A friend of mine recently died of cancer. His name was Leslie Ray Harvey. I knew him only a little more than a year but felt like I had known him for a lifetime. Why? Because from the first time we met, I felt like I was sincerely welcomed into his life. I felt a sense of belonging with him. When I met him, he was so humble and unassuming. I didn’t realize at the time that he was a well-known and well-respected business, community, and church leader in the city of Rochester, New York. Aside from my personal relationship with him, I knew him primarily as the chairman of Aenon Missionary Baptist Church’s board of trustees. For all the Presbyterians reading this who may think of a trustee as necessary and important but not glamorous, his position as board chair was a very respectable role in his church. He was an esteemed church leader.
In our first conversation together, he was the first to suggest that our two congregations ought to start a relationship and collaborate in ministry together. His congregation has predominantly Black members. My congregation has predominantly White members. Building multicultural church partnerships is a goal of mine, and I was very happy to reciprocate my own eager interest in collaborating with Leslie’s church. He and I got together a few more times to consider how to start and grow our vision. He introduced me to his pastor, and our momentum was growing until some setbacks occurred. His pastor took a new position in a church out of state and creating new ministry partnerships suddenly took a backseat while their church was in transition. Then, he was hospitalized, diagnosed with cancer, and, in a matter of weeks, he died. I saw him a few days before his passing and promised him that I will remain committed to our vision of collaboration and partnership. I wholly intend to fulfill that promise.
I felt such a sense of belonging with my friend Leslie, and, as I have reflected on my relationship with him over the weeks since his passing, I am learning three important lessons about belonging.
First, belonging is about grace. Martin Luther King Jr., said in 1960, “I think it is one of the tragedies of our nation, one of the shameful tragedies, that 11 o’clock on Sunday morning is one of the most segregated hours, if not the most segregated hours in Christian America.” Not much has changed in over 60 years. Despite my intentions to build bridges of diversity in my role as a pastor, I had little to show for my plans when I first met Leslie. In other words, I had done nothing to earn Leslie’s trust or friendship, but he gave it without hesitation. He assumed that I would act in good faith. His invitation to a partnership was a total act of grace, and it touched me deeply.
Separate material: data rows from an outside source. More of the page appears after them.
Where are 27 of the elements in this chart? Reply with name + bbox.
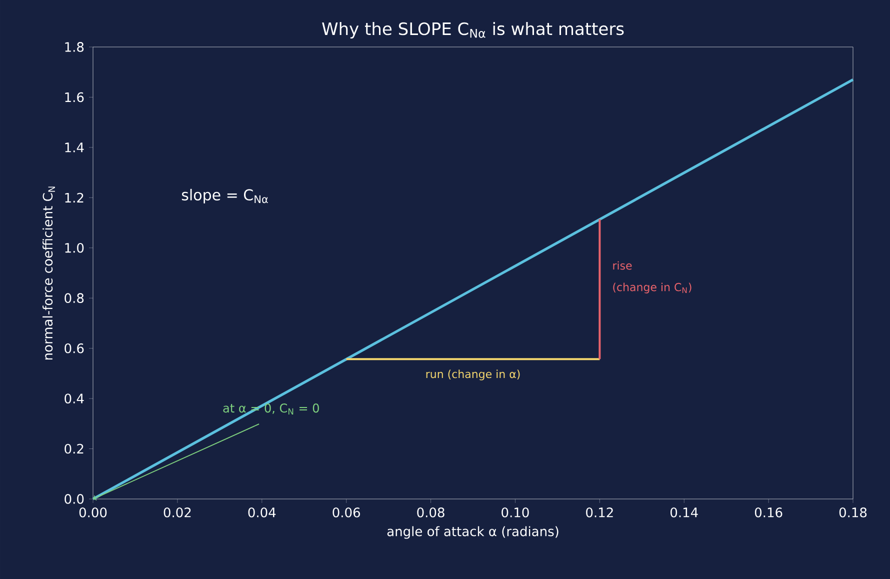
x-tick-label: 0.18 — [839, 508, 867, 518]
x-tick-label: 0.04 — [248, 508, 276, 518]
x-tick-label: 0.14 — [670, 508, 698, 518]
x-axis-title: angle of attack α (radians) — [387, 526, 558, 539]
y-tick-label: 1.8 — [65, 42, 84, 52]
x-tick-label: 0.06 — [332, 508, 360, 518]
annotation: rise — [613, 261, 632, 270]
y-tick-label: 0.8 — [64, 293, 84, 304]
annotation: slope = C$_{Nα}$ — [182, 188, 268, 204]
annotation: run (change in α) — [426, 370, 520, 380]
x-tick-label: 0.10 — [502, 508, 529, 518]
x-tick-label: 0.12 — [586, 508, 613, 518]
x-tick-label: 0.16 — [754, 508, 782, 518]
y-tick-label: 0.4 — [64, 394, 84, 404]
annotation: (change in C$_{N}$) — [613, 282, 692, 294]
x-tick-label: 0.08 — [417, 508, 444, 518]
x-tick-label: 0.00 — [79, 508, 107, 518]
y-tick-label: 0.6 — [64, 343, 84, 354]
chart-title: Why the SLOPE C$_{Nα}$ is what matters — [322, 22, 624, 38]
y-tick-label: 0.2 — [64, 444, 84, 454]
y-tick-label: 1.6 — [65, 92, 84, 102]
y-tick-label: 0.0 — [64, 494, 84, 504]
y-tick-label: 1.4 — [65, 142, 84, 152]
y-axis-title: normal-force coefficient C$_{N}$ — [42, 186, 55, 360]
x-tick-label: 0.02 — [164, 508, 191, 518]
y-tick-label: 1.2 — [65, 192, 84, 202]
y-tick-label: 1.0 — [65, 242, 84, 253]
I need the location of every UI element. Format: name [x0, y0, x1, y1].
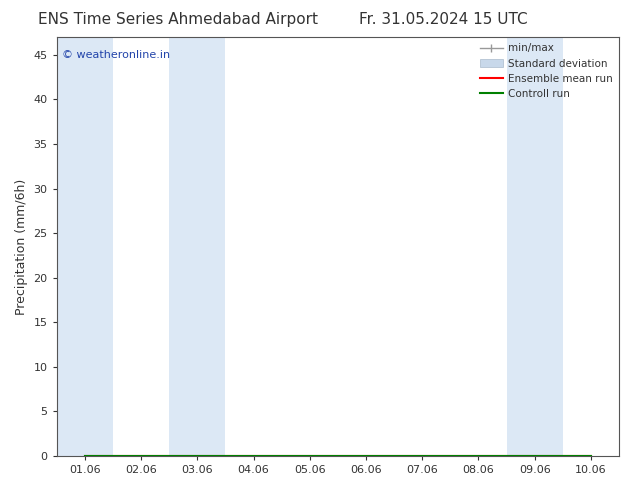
Text: ENS Time Series Ahmedabad Airport: ENS Time Series Ahmedabad Airport	[37, 12, 318, 27]
Y-axis label: Precipitation (mm/6h): Precipitation (mm/6h)	[15, 178, 28, 315]
Bar	[507, 37, 563, 456]
Legend: min/max, Standard deviation, Ensemble mean run, Controll run: min/max, Standard deviation, Ensemble me…	[476, 39, 617, 103]
Bar	[169, 37, 226, 456]
Bar	[56, 37, 113, 456]
Text: Fr. 31.05.2024 15 UTC: Fr. 31.05.2024 15 UTC	[359, 12, 528, 27]
Bar	[619, 37, 634, 456]
Text: © weatheronline.in: © weatheronline.in	[62, 49, 171, 60]
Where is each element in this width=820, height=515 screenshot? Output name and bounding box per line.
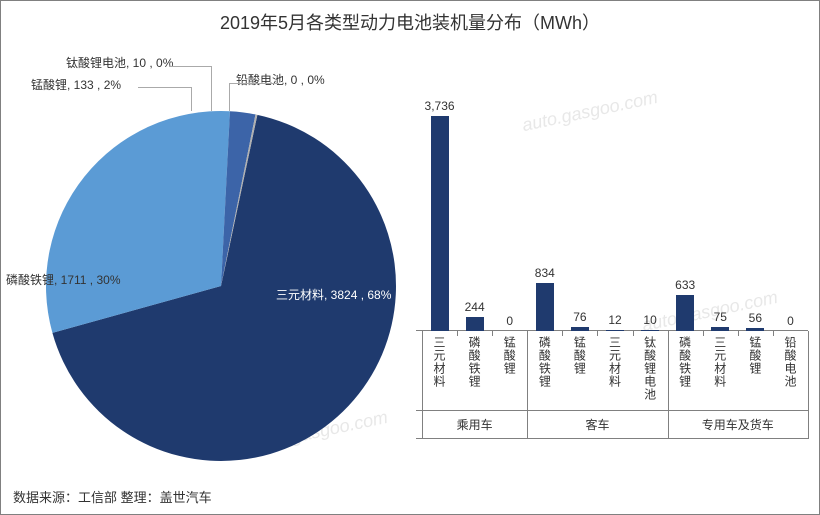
axis-vsep bbox=[668, 331, 669, 439]
bar bbox=[676, 295, 694, 331]
leader-line bbox=[229, 83, 279, 84]
bar bbox=[571, 327, 589, 331]
bar-category-label: 磷酸铁锂 bbox=[466, 336, 483, 406]
bar-value-label: 56 bbox=[735, 311, 775, 325]
pie-slice-label: 钛酸锂电池, 10 , 0% bbox=[66, 54, 173, 71]
bar bbox=[606, 330, 624, 331]
pie-slice-label: 锰酸锂, 133 , 2% bbox=[31, 76, 121, 93]
bar-value-label: 76 bbox=[560, 310, 600, 324]
axis-sep-2 bbox=[416, 438, 808, 439]
pie-slice-label: 铅酸电池, 0 , 0% bbox=[236, 71, 325, 88]
bar-category-label: 钛酸锂电池 bbox=[642, 336, 659, 406]
pie-slice-label: 三元材料, 3824 , 68% bbox=[276, 286, 391, 303]
bar-group-label: 专用车及货车 bbox=[702, 416, 774, 433]
leader-line bbox=[229, 83, 230, 111]
leader-line bbox=[138, 87, 191, 88]
bar-value-label: 0 bbox=[770, 314, 810, 328]
chart-footer: 数据来源：工信部 整理：盖世汽车 bbox=[13, 487, 212, 506]
bar-value-label: 244 bbox=[455, 300, 495, 314]
bar-category-label: 铅酸电池 bbox=[782, 336, 799, 406]
bar-value-label: 12 bbox=[595, 313, 635, 327]
bar-value-label: 3,736 bbox=[420, 99, 460, 113]
axis-sep-1 bbox=[416, 410, 808, 411]
bar-group-label: 客车 bbox=[585, 416, 609, 433]
pie-chart: 三元材料, 3824 , 68%磷酸铁锂, 1711 , 30%锰酸锂, 133… bbox=[11, 41, 411, 461]
leader-line bbox=[191, 87, 192, 111]
bar-category-label: 三元材料 bbox=[431, 336, 448, 406]
bar-category-label: 锰酸锂 bbox=[747, 336, 764, 406]
bar-category-label: 三元材料 bbox=[712, 336, 729, 406]
bar bbox=[536, 283, 554, 331]
pie-slice-label: 磷酸铁锂, 1711 , 30% bbox=[6, 271, 121, 288]
leader-line bbox=[211, 66, 212, 111]
axis-vsep bbox=[527, 331, 528, 439]
leader-line bbox=[169, 66, 211, 67]
axis-vsep bbox=[422, 331, 423, 439]
bar-category-label: 锰酸锂 bbox=[501, 336, 518, 406]
bar-category-label: 磷酸铁锂 bbox=[677, 336, 694, 406]
bar-chart: 3,736 三元材料 244 磷酸铁锂 0 锰酸锂 834 磷酸铁锂 76 锰酸锂 12 三元材料 10… bbox=[416, 61, 816, 461]
bar bbox=[746, 328, 764, 331]
bar bbox=[711, 327, 729, 331]
bar-value-label: 633 bbox=[665, 278, 705, 292]
bar-value-label: 75 bbox=[700, 310, 740, 324]
bar-category-label: 磷酸铁锂 bbox=[536, 336, 553, 406]
chart-root: 2019年5月各类型动力电池装机量分布（MWh） auto.gasgoo.com… bbox=[0, 0, 820, 515]
bar-value-label: 0 bbox=[490, 314, 530, 328]
bar-value-label: 10 bbox=[630, 313, 670, 327]
bar-group-label: 乘用车 bbox=[457, 416, 493, 433]
bar bbox=[431, 116, 449, 331]
chart-title: 2019年5月各类型动力电池装机量分布（MWh） bbox=[1, 9, 819, 35]
bar bbox=[466, 317, 484, 331]
bar-value-label: 834 bbox=[525, 266, 565, 280]
bar bbox=[641, 330, 659, 331]
bar-category-label: 锰酸锂 bbox=[571, 336, 588, 406]
bar-category-label: 三元材料 bbox=[607, 336, 624, 406]
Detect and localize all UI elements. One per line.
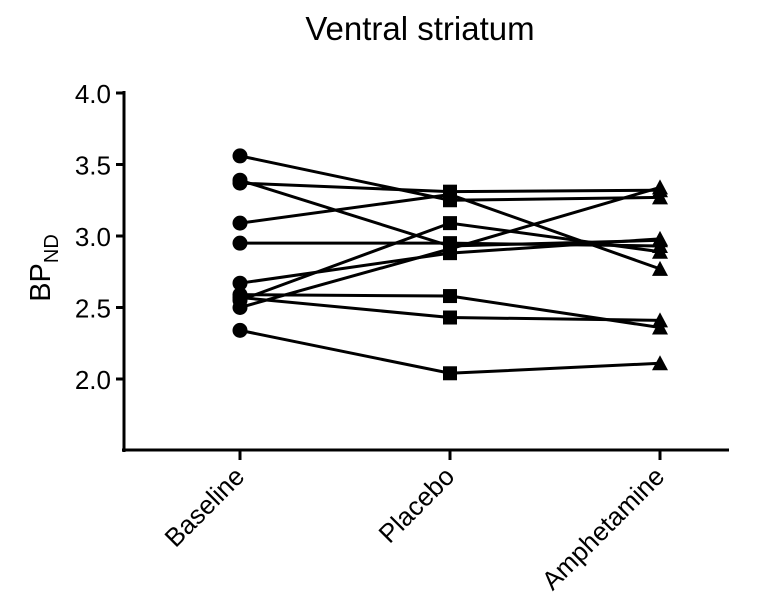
x-tick-label-amphetamine: Amphetamine [536, 461, 671, 596]
y-ticks: 2.0 2.5 3.0 3.5 4.0 [75, 79, 124, 395]
y-tick-label: 4.0 [75, 79, 111, 109]
y-tick-label: 2.0 [75, 365, 111, 395]
marker-circle [232, 175, 248, 191]
x-tick-label-baseline: Baseline [159, 461, 251, 553]
marker-square [443, 310, 457, 325]
marker-triangle [652, 179, 668, 195]
marker-circle [232, 235, 248, 251]
marker-triangle [652, 243, 668, 259]
y-tick-label: 3.5 [75, 151, 111, 181]
marker-square [443, 187, 457, 202]
marker-circle [232, 322, 248, 338]
marker-triangle [652, 355, 668, 371]
chart-title: Ventral striatum [305, 10, 534, 47]
marker-square [443, 366, 457, 381]
marker-triangle [652, 312, 668, 328]
x-tick-label-placebo: Placebo [373, 461, 461, 549]
marker-circle [232, 289, 248, 305]
series-markers [232, 148, 668, 381]
marker-triangle [652, 260, 668, 276]
marker-square [443, 241, 457, 256]
y-axis-label: BPND [25, 234, 63, 302]
marker-circle [232, 215, 248, 231]
marker-circle [232, 275, 248, 291]
marker-square [443, 216, 457, 231]
marker-circle [232, 148, 248, 164]
x-ticks: Baseline Placebo Amphetamine [159, 450, 671, 596]
y-axis-label-main: BP [25, 263, 57, 302]
y-tick-label: 3.0 [75, 222, 111, 252]
marker-square [443, 289, 457, 304]
y-tick-label: 2.5 [75, 294, 111, 324]
marker-triangle [652, 230, 668, 246]
y-axis-label-sub: ND [41, 234, 63, 263]
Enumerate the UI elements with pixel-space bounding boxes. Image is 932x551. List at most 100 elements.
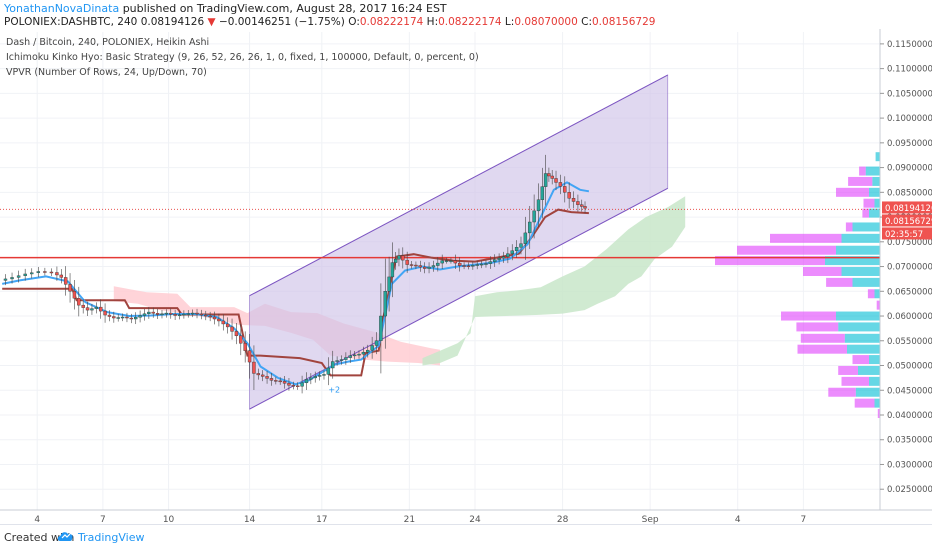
high-label: H: xyxy=(426,16,439,28)
candle-body xyxy=(243,343,247,351)
candle-body xyxy=(453,260,458,264)
candle-body xyxy=(431,265,436,268)
vpvr-bar-down xyxy=(845,222,853,232)
candle-body xyxy=(173,314,177,316)
horizontal-lines xyxy=(0,208,880,259)
vpvr-bar-up xyxy=(825,256,880,266)
vpvr-bar-down xyxy=(828,387,856,397)
candle-body xyxy=(10,277,14,280)
candle-body xyxy=(138,315,142,318)
candle-body xyxy=(466,265,471,268)
vpvr-bar-down xyxy=(826,277,853,287)
vpvr-bar-up xyxy=(836,245,880,255)
vpvr-bar-up xyxy=(847,344,880,354)
candle-body xyxy=(331,361,335,369)
candle-body xyxy=(225,323,230,328)
author-link[interactable]: YonathanNovaDinata xyxy=(4,2,120,15)
candle-body xyxy=(550,175,554,179)
high-value: 0.08222174 xyxy=(438,16,502,28)
countdown-tag-bg xyxy=(882,227,932,240)
vpvr-bar-down xyxy=(797,344,847,354)
candle-body xyxy=(414,264,418,267)
candle-body xyxy=(374,340,379,346)
candle-body xyxy=(68,284,72,292)
candle-body xyxy=(230,326,234,332)
candle-body xyxy=(357,353,361,356)
x-tick-label: 7 xyxy=(100,515,106,524)
candle-body xyxy=(278,380,282,383)
candle-body xyxy=(393,258,398,263)
symbol-line: POLONIEX:DASHBTC, 240 0.08194126 ▼ −0.00… xyxy=(4,16,655,28)
candle-body xyxy=(36,271,41,273)
candle-body xyxy=(326,367,331,375)
candle-body xyxy=(554,178,558,183)
candle-body xyxy=(142,313,147,316)
candle-body xyxy=(169,312,173,315)
candle-body xyxy=(309,377,313,380)
vpvr-bar-up xyxy=(872,176,880,186)
x-tick-label: 4 xyxy=(34,515,40,524)
kumo-bullish xyxy=(422,196,686,366)
candle-body xyxy=(72,291,77,299)
volume-profile xyxy=(715,152,880,419)
candle-body xyxy=(186,313,190,315)
price-tag-close: 0.08156729 xyxy=(885,217,932,227)
x-tick-label: 7 xyxy=(801,515,807,524)
vpvr-bar-down xyxy=(737,245,836,255)
candle-body xyxy=(479,263,484,266)
candle-body xyxy=(116,317,120,319)
vpvr-bar-up xyxy=(869,376,880,386)
candle-body xyxy=(366,349,370,353)
candle-body xyxy=(543,173,548,187)
candle-body xyxy=(339,359,344,361)
x-tick-label: 14 xyxy=(244,515,256,524)
candle-body xyxy=(547,173,551,177)
candle-body xyxy=(528,221,532,234)
channel-upper-line xyxy=(249,74,668,297)
candle-body xyxy=(190,312,195,315)
candle-body xyxy=(269,378,274,381)
candle-body xyxy=(506,253,510,257)
vpvr-bar-up xyxy=(874,289,880,299)
candle-body xyxy=(462,265,466,267)
candle-body xyxy=(532,210,536,223)
candle-body xyxy=(160,313,164,316)
candle-body xyxy=(120,316,125,319)
tradingview-brand[interactable]: TradingView xyxy=(78,531,145,544)
vpvr-bar-down xyxy=(876,300,880,310)
candle-body xyxy=(195,312,199,315)
candle-body xyxy=(514,247,519,251)
legend-vpvr: VPVR (Number Of Rows, 24, Up/Down, 70) xyxy=(6,67,207,78)
candle-body xyxy=(322,374,326,376)
vpvr-bar-down xyxy=(854,398,875,408)
candle-body xyxy=(401,255,405,261)
candle-body xyxy=(536,199,541,212)
candle-body xyxy=(335,360,339,362)
x-tick-label: 10 xyxy=(163,515,175,524)
vpvr-bar-down xyxy=(781,311,836,321)
vpvr-bar-down xyxy=(715,256,825,266)
candle-body xyxy=(125,316,129,319)
candle-body xyxy=(234,331,239,337)
candle-body xyxy=(252,361,256,374)
candle-body xyxy=(387,276,391,292)
candle-body xyxy=(103,310,107,316)
open-value: 0.08222174 xyxy=(359,16,424,28)
candle-body xyxy=(49,271,54,274)
candle-body xyxy=(212,316,217,320)
low-label: L: xyxy=(504,16,515,28)
candle-body xyxy=(85,307,90,311)
vpvr-bar-up xyxy=(852,222,880,232)
close-value: 0.08156729 xyxy=(592,16,656,28)
open-label: O: xyxy=(348,16,360,28)
candle-body xyxy=(129,317,134,320)
candle-body xyxy=(134,317,138,320)
candle-body xyxy=(458,262,462,266)
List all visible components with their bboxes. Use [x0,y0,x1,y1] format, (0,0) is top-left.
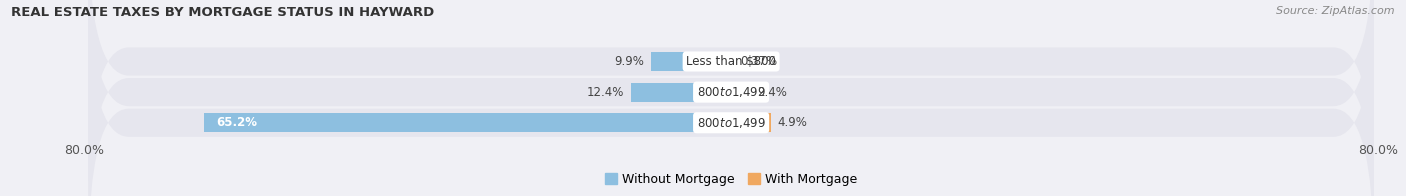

Second, gratitude is the appropriate response to belonging. Grace always involves the risk that someone might take advantage of you. The only moral thing to do when someone offers you grace is to respond in good faith and with gratitude. When I first realized that Leslie trusted me, I felt a sense of duty, born out of gratitude for the gift of grace he offered me.
Third, belonging transcends both host and guest. After Leslie’s graceful invitation to partner and my grateful response, we suddenly found ourselves yoked together on a spiritual journey. He took a risk by inviting me in, which moved me deeply. I responded by cherishing his invitation, which showed respect and gratitude for the risk he took. And, as a result, a vision and pathway toward that vision was created that transcended us both. That vision was about us – him and me – but it was about much more than that, too. It was about a vision for our churches. It was about a vision for the kingdom of God. It was about a vision that, God willing, will outlive us both.
This blog was written in tribute to belonging, in memory of Leslie, and with the permission of his family.